When he came home for dinner years later, he had completed what you could call his Indian trilogy (India: A Wounded Civilization and India: A Million Mutinies Now). He seemed mellower now that India was out of his system; more likely, the writer and the person were two different people. At home he mingled quietly with guests, refused to hold forth as we had expected the Grand Old Man of Letters to do, and seemed to take a keen interest in what everyone did in their lives. (Perhaps the good listener was filing away stories for future use. Luckily, none of us was interesting enough to feature in his later books or articles.)
My last meeting with him was when he came to receive the Literature Live! Lifetime Achievement Award at our Mumbai literary festival. Now past 80, he was frail and confined to a wheelchair, but his mind was as sharp as ever. Since he had come in a couple of days early to get over jet-lag, I had arranged dinner at a friend’s well-appointed place. The invitees were well chosen, the wine was the best, and the menu looked appetising.
At 5 pm, Naipaul’s wife Nadira rang to say, “Vidia has changed his mind. He doesn’t feel well enough to come for dinner.” “But, but…” I spluttered. “You are welcome to come and get him to change his mind,” she told me.
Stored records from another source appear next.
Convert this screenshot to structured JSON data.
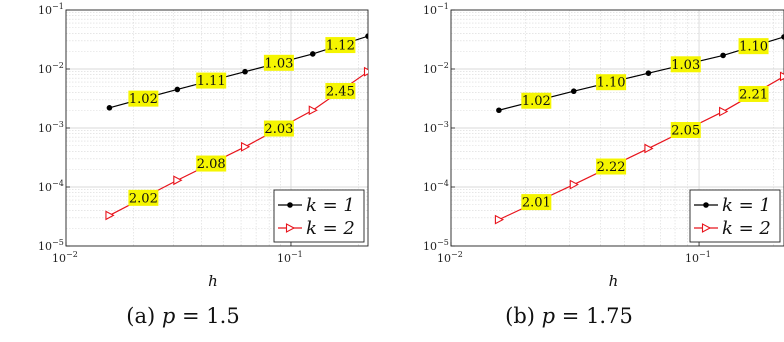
{
  "chart_data": [
    {
      "type": "line",
      "caption": "(a) p = 1.5",
      "caption_parts": {
        "prefix": "(a) ",
        "var": "p",
        "rest": " = 1.5"
      },
      "xlabel": "h",
      "xscale": "log",
      "yscale": "log",
      "xlim": [
        0.01,
        0.22
      ],
      "ylim": [
        1e-05,
        0.1
      ],
      "grid": true,
      "legend_position": "bottom-right",
      "x": [
        0.0156,
        0.03125,
        0.0625,
        0.125,
        0.22
      ],
      "series": [
        {
          "name": "k = 1",
          "color": "#000000",
          "marker": "dot",
          "y": [
            0.0022,
            0.0045,
            0.009,
            0.018,
            0.036
          ]
        },
        {
          "name": "k = 2",
          "color": "#e8141c",
          "marker": "triangle-right",
          "y": [
            3.3e-05,
            0.00013,
            0.00048,
            0.002,
            0.009
          ]
        }
      ],
      "slope_labels": {
        "k1": [
          "1.02",
          "1.11",
          "1.03",
          "1.12"
        ],
        "k2": [
          "2.02",
          "2.08",
          "2.03",
          "2.45"
        ]
      },
      "yticks": [
        {
          "base": "10",
          "exp": "−5"
        },
        {
          "base": "10",
          "exp": "−4"
        },
        {
          "base": "10",
          "exp": "−3"
        },
        {
          "base": "10",
          "exp": "−2"
        },
        {
          "base": "10",
          "exp": "−1"
        }
      ],
      "xticks": [
        {
          "base": "10",
          "exp": "−2"
        },
        {
          "base": "10",
          "exp": "−1"
        }
      ]
    },
    {
      "type": "line",
      "caption": "(b) p = 1.75",
      "caption_parts": {
        "prefix": "(b) ",
        "var": "p",
        "rest": " = 1.75"
      },
      "xlabel": "h",
      "xscale": "log",
      "yscale": "log",
      "xlim": [
        0.01,
        0.22
      ],
      "ylim": [
        1e-05,
        0.1
      ],
      "grid": true,
      "legend_position": "bottom-right",
      "x": [
        0.0156,
        0.03125,
        0.0625,
        0.125,
        0.22
      ],
      "series": [
        {
          "name": "k = 1",
          "color": "#000000",
          "marker": "dot",
          "y": [
            0.002,
            0.0042,
            0.0085,
            0.017,
            0.035
          ]
        },
        {
          "name": "k = 2",
          "color": "#e8141c",
          "marker": "triangle-right",
          "y": [
            2.8e-05,
            0.00011,
            0.00045,
            0.0019,
            0.0075
          ]
        }
      ],
      "slope_labels": {
        "k1": [
          "1.02",
          "1.10",
          "1.03",
          "1.10"
        ],
        "k2": [
          "2.01",
          "2.22",
          "2.05",
          "2.21"
        ]
      },
      "yticks": [
        {
          "base": "10",
          "exp": "−5"
        },
        {
          "base": "10",
          "exp": "−4"
        },
        {
          "base": "10",
          "exp": "−3"
        },
        {
          "base": "10",
          "exp": "−2"
        },
        {
          "base": "10",
          "exp": "−1"
        }
      ],
      "xticks": [
        {
          "base": "10",
          "exp": "−2"
        },
        {
          "base": "10",
          "exp": "−1"
        }
      ]
    }
  ],
  "colors": {
    "label_highlight": "#f5f500",
    "grid": "#d8d8d8",
    "axis": "#222222"
  }
}
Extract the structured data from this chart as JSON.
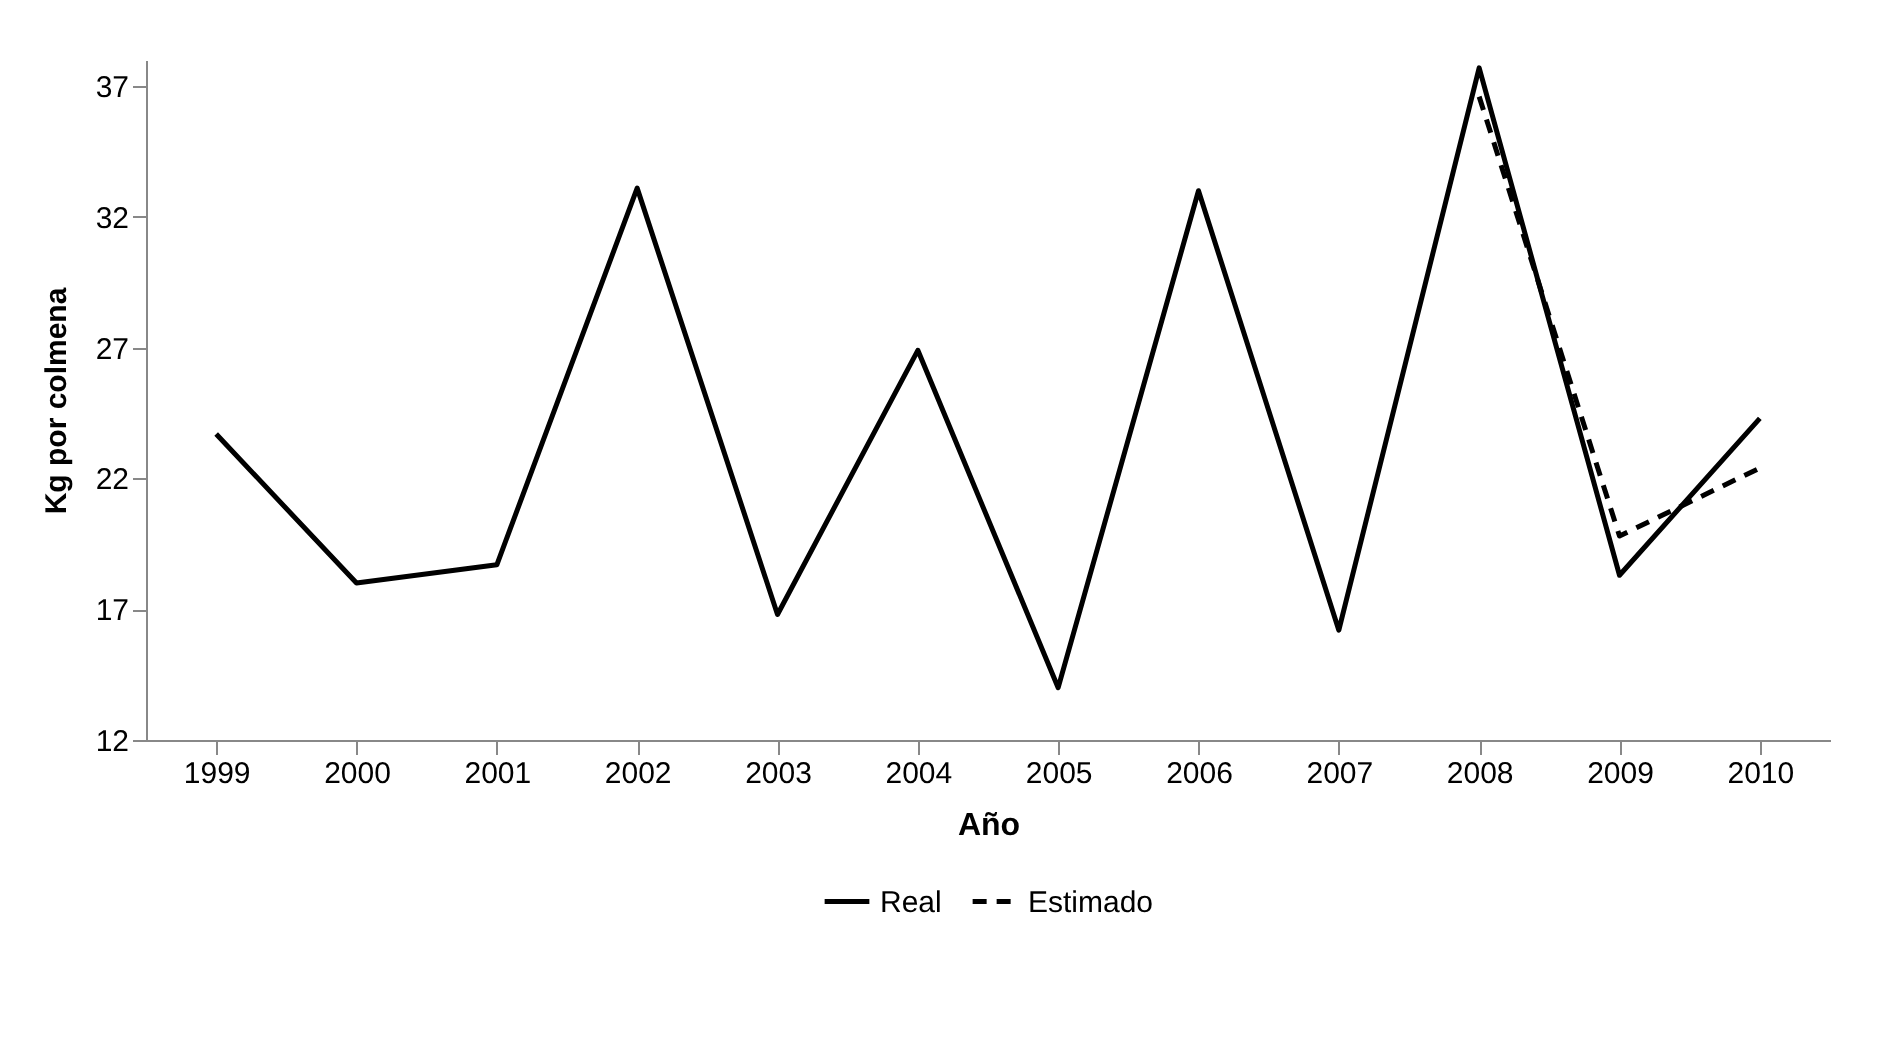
{
  "chart_data": {
    "type": "line",
    "xlabel": "Año",
    "ylabel": "Kg por colmena",
    "categories": [
      "1999",
      "2000",
      "2001",
      "2002",
      "2003",
      "2004",
      "2005",
      "2006",
      "2007",
      "2008",
      "2009",
      "2010"
    ],
    "series": [
      {
        "name": "Real",
        "color": "#000000",
        "line_style": "solid",
        "values": [
          23.7,
          18.0,
          18.7,
          33.1,
          16.8,
          26.9,
          14.0,
          33.0,
          16.2,
          37.7,
          18.3,
          24.3
        ]
      },
      {
        "name": "Estimado",
        "color": "#000000",
        "line_style": "dashed",
        "values": [
          null,
          null,
          null,
          null,
          null,
          null,
          null,
          null,
          null,
          36.6,
          19.8,
          22.4
        ]
      }
    ],
    "ylim": [
      12,
      38
    ],
    "yticks": [
      12,
      17,
      22,
      27,
      32,
      37
    ],
    "grid": false,
    "legend": "bottom",
    "marker": "none"
  }
}
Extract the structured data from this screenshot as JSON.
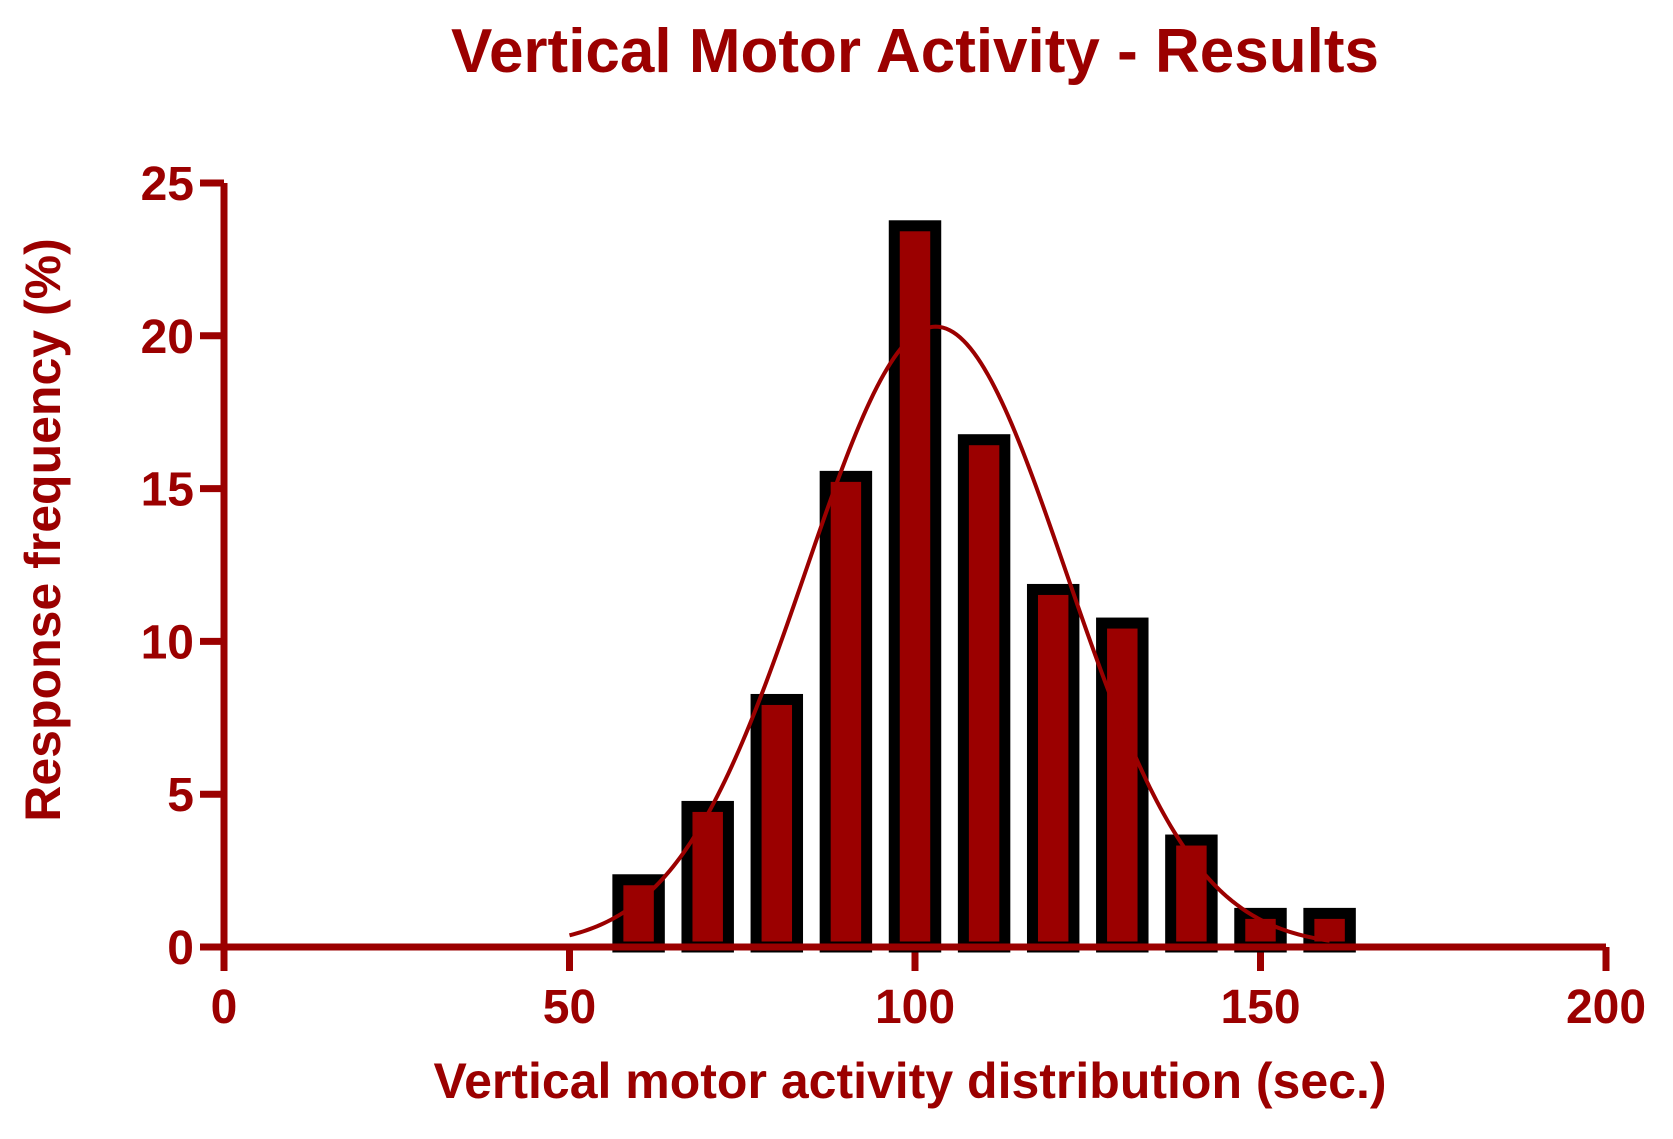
{
  "chart_data": {
    "type": "bar",
    "title": "Vertical Motor Activity - Results",
    "xlabel": "Vertical motor activity distribution (sec.)",
    "ylabel": "Response frequency (%)",
    "xlim": [
      0,
      200
    ],
    "ylim": [
      0,
      25
    ],
    "x_ticks": [
      "0",
      "50",
      "100",
      "150",
      "200"
    ],
    "y_ticks": [
      "0",
      "5",
      "10",
      "15",
      "20",
      "25"
    ],
    "bar_width": 6,
    "x": [
      60,
      70,
      80,
      90,
      100,
      110,
      120,
      130,
      140,
      150,
      160
    ],
    "values": [
      2.2,
      4.6,
      8.1,
      15.4,
      23.6,
      16.6,
      11.7,
      10.6,
      3.5,
      1.1,
      1.1
    ],
    "fit_curve": {
      "type": "gaussian",
      "amplitude": 20.3,
      "mean": 103,
      "sd": 18.8,
      "x_range": [
        50,
        160
      ]
    },
    "grid": false,
    "legend": "none"
  },
  "colors": {
    "bar_fill": "#9b0000",
    "bar_outline": "#000000",
    "axis": "#9b0000",
    "text": "#9b0000",
    "curve": "#9b0000"
  }
}
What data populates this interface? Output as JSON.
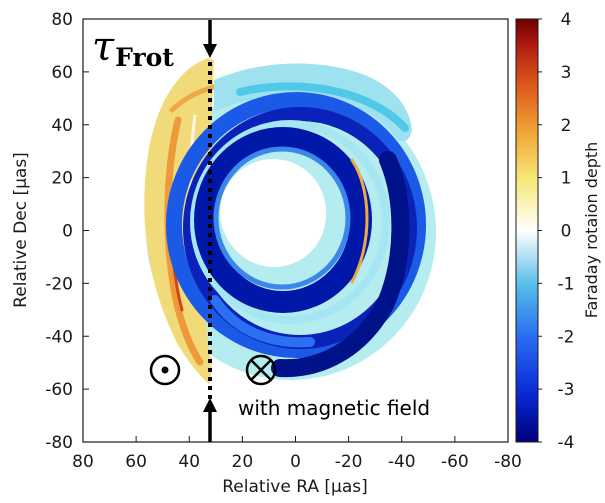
{
  "chart_data": {
    "type": "heatmap",
    "title_symbol": "τ",
    "title_subscript": "Frot",
    "xlabel": "Relative RA [μas]",
    "ylabel": "Relative Dec [μas]",
    "xlim": [
      80,
      -80
    ],
    "ylim": [
      -80,
      80
    ],
    "x_ticks": [
      "80",
      "60",
      "40",
      "20",
      "0",
      "-20",
      "-40",
      "-60",
      "-80"
    ],
    "y_ticks": [
      "80",
      "60",
      "40",
      "20",
      "0",
      "-20",
      "-40",
      "-60",
      "-80"
    ],
    "colorbar": {
      "label": "Faraday rotaion depth",
      "range": [
        -4,
        4
      ],
      "ticks": [
        "4",
        "3",
        "2",
        "1",
        "0",
        "-1",
        "-2",
        "-3",
        "-4"
      ]
    },
    "line_of_sight_x": 32,
    "annotations": {
      "out_of_page_symbol": "⊙",
      "into_page_symbol": "⊗",
      "caption": "with magnetic field"
    }
  },
  "colors": {
    "dark_blue": "#00109a",
    "blue": "#1a55e8",
    "light_blue": "#8fe6f0",
    "white": "#ffffff",
    "yellow": "#f0df7a",
    "orange": "#ef9a2c",
    "red": "#cf3a18",
    "dark_red": "#7a0505"
  }
}
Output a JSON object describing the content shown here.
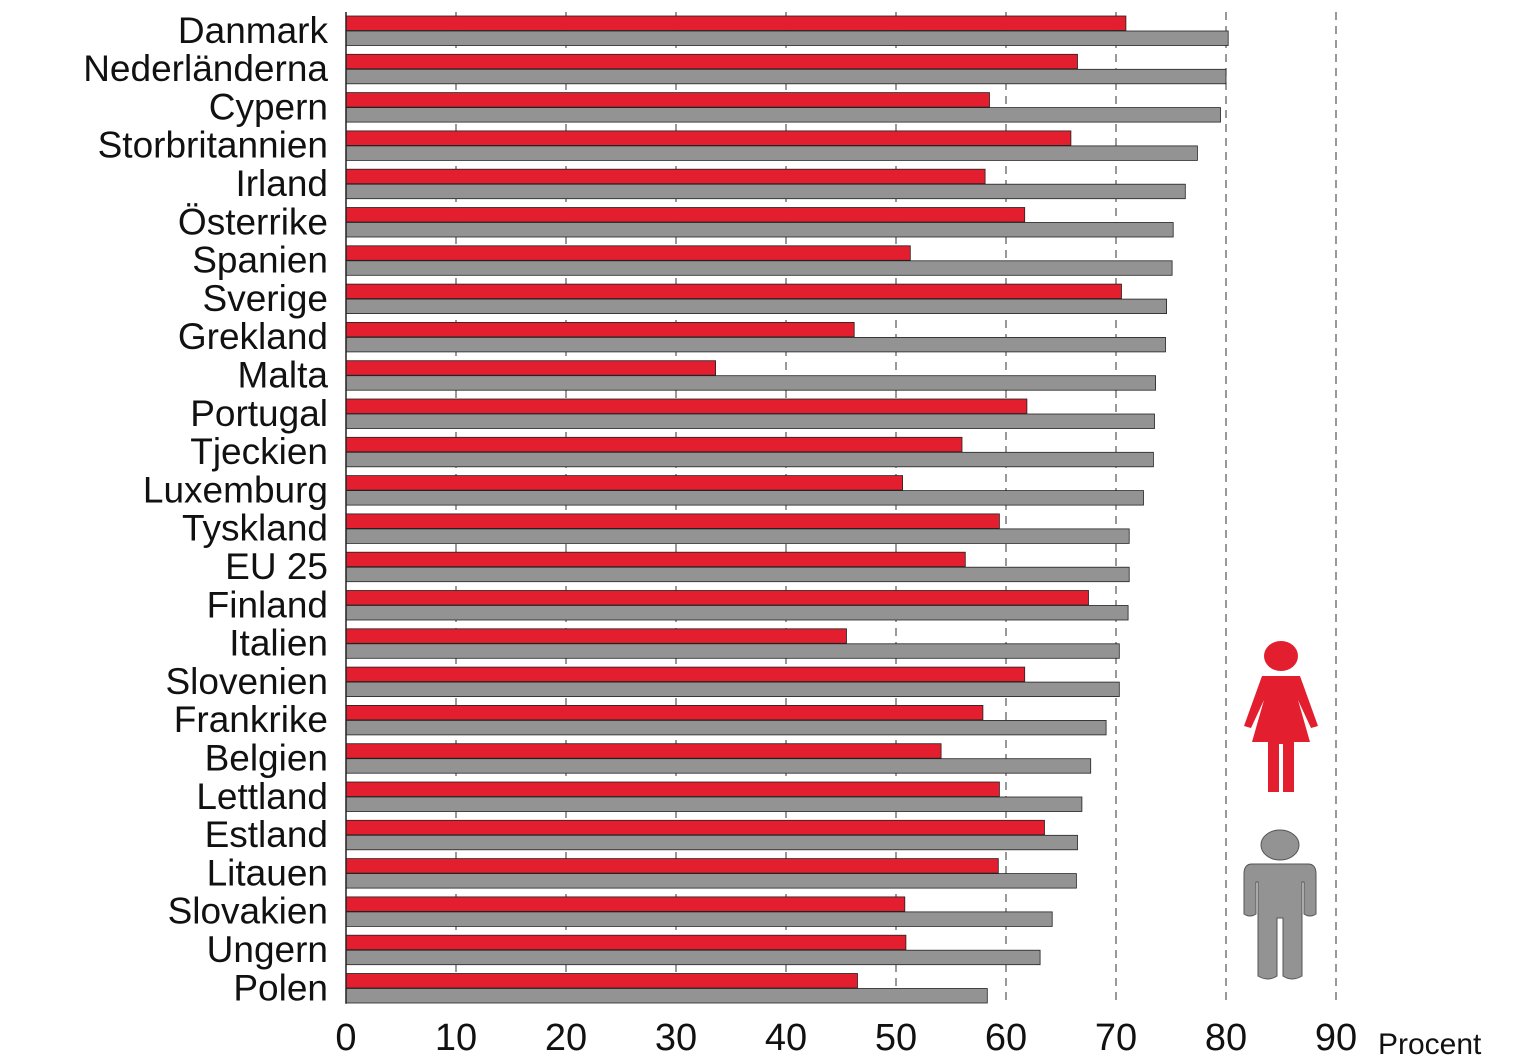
{
  "chart_data": {
    "type": "barh",
    "categories": [
      "Danmark",
      "Nederländerna",
      "Cypern",
      "Storbritannien",
      "Irland",
      "Österrike",
      "Spanien",
      "Sverige",
      "Grekland",
      "Malta",
      "Portugal",
      "Tjeckien",
      "Luxemburg",
      "Tyskland",
      "EU 25",
      "Finland",
      "Italien",
      "Slovenien",
      "Frankrike",
      "Belgien",
      "Lettland",
      "Estland",
      "Litauen",
      "Slovakien",
      "Ungern",
      "Polen"
    ],
    "series": [
      {
        "color": "#e31e2f",
        "values": [
          70.9,
          66.5,
          58.5,
          65.9,
          58.1,
          61.7,
          51.3,
          70.5,
          46.2,
          33.6,
          61.9,
          56.0,
          50.6,
          59.4,
          56.3,
          67.5,
          45.5,
          61.7,
          57.9,
          54.1,
          59.4,
          63.5,
          59.3,
          50.8,
          50.9,
          46.5
        ]
      },
      {
        "color": "#939393",
        "values": [
          80.2,
          80.0,
          79.5,
          77.4,
          76.3,
          75.2,
          75.1,
          74.6,
          74.5,
          73.6,
          73.5,
          73.4,
          72.5,
          71.2,
          71.2,
          71.1,
          70.3,
          70.3,
          69.1,
          67.7,
          66.9,
          66.5,
          66.4,
          64.2,
          63.1,
          58.3
        ]
      }
    ],
    "xlabel": "Procent",
    "xlim": [
      0,
      90
    ],
    "xticks": [
      0,
      10,
      20,
      30,
      40,
      50,
      60,
      70,
      80,
      90
    ],
    "grid": true
  }
}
So I went to the Taj Mahal Palace Hotel, sat next to his wheelchair, and spoke about this and that. After a longish chat, I said, “Shall we go?” “Okay,” he said, and that was that, to everyone’s relief.
At the awards ceremony at the NCPA Tata Theatre, he spoke with writer and long-time friend Farrukh Dhondy in the slow, considered way that comes with a literary career: the words are well-chosen, sentences flow grammatically, and an argument is built up effortlessly. Most of us talk; a real writer speaks.
And without doubt, VS Naipaul was a real writer, perhaps the best user of language in the last so many decades. If his reputation was flawed, it was probably due to two things. First, his belief, often expressed, that ‘If a writer doesn’t generate hostility, he is dead.’ And complementing that, his refusal to read reviews or listen to criticism or respond to controversies he himself had generated. These combined to make him say the most cutting and unkind things to people, even his friends. That didn’t help his reputation at all.
Nor did his refusal to see any redeeming qualities in the societies he criticised. He saw them as victims of colonialism, but if he saw any silver lining to the dark clouds, he looked away. Would he have been a greater or lesser writer if his non-fiction was more balanced, more nuanced? There is no way to tell, is there?
TWO DAYS AFTER Naipaul’s death, Tushna Dallas too passed away. Everyone in the world of classical ballet or contemporary dance in India would have studied under her, or would at least have been influenced by her in some way.
Apparently, she decided on her future career as a four-year old when she saw an ‘Ice Capades’ show in the US. “I want to be an ice skater,” she told her mother. “Wonderful,” her mother said, “But there’s no ice in Bombay!” So Tushna switched to ballet, first learning it from a nun at a boarding school in Kodaikanal, then at the London College of Dance and Drama where she trained to be a teacher. She began her dance school in her home in Malabar Hill in 1966. Students qualified for various grades of the Royal Academy of Dance, London, and certificates were given after examinations were carried out by teachers flown in from there.
All the names in contemporary dance you hear of now, like Shiamak Davar, Terence Lewis and Ashley Lobo, came out of her school. Amazingly, till her final illness, Tushna carried on teaching, though she was in her seventies. She was small, and frail, but her shoulders must have been broad to carry the weight of these ‘alien’ dance forms all her life. Tushna Dallas didn’t see it like that. She said she had planted seeds, and it was wonderful to see them flower.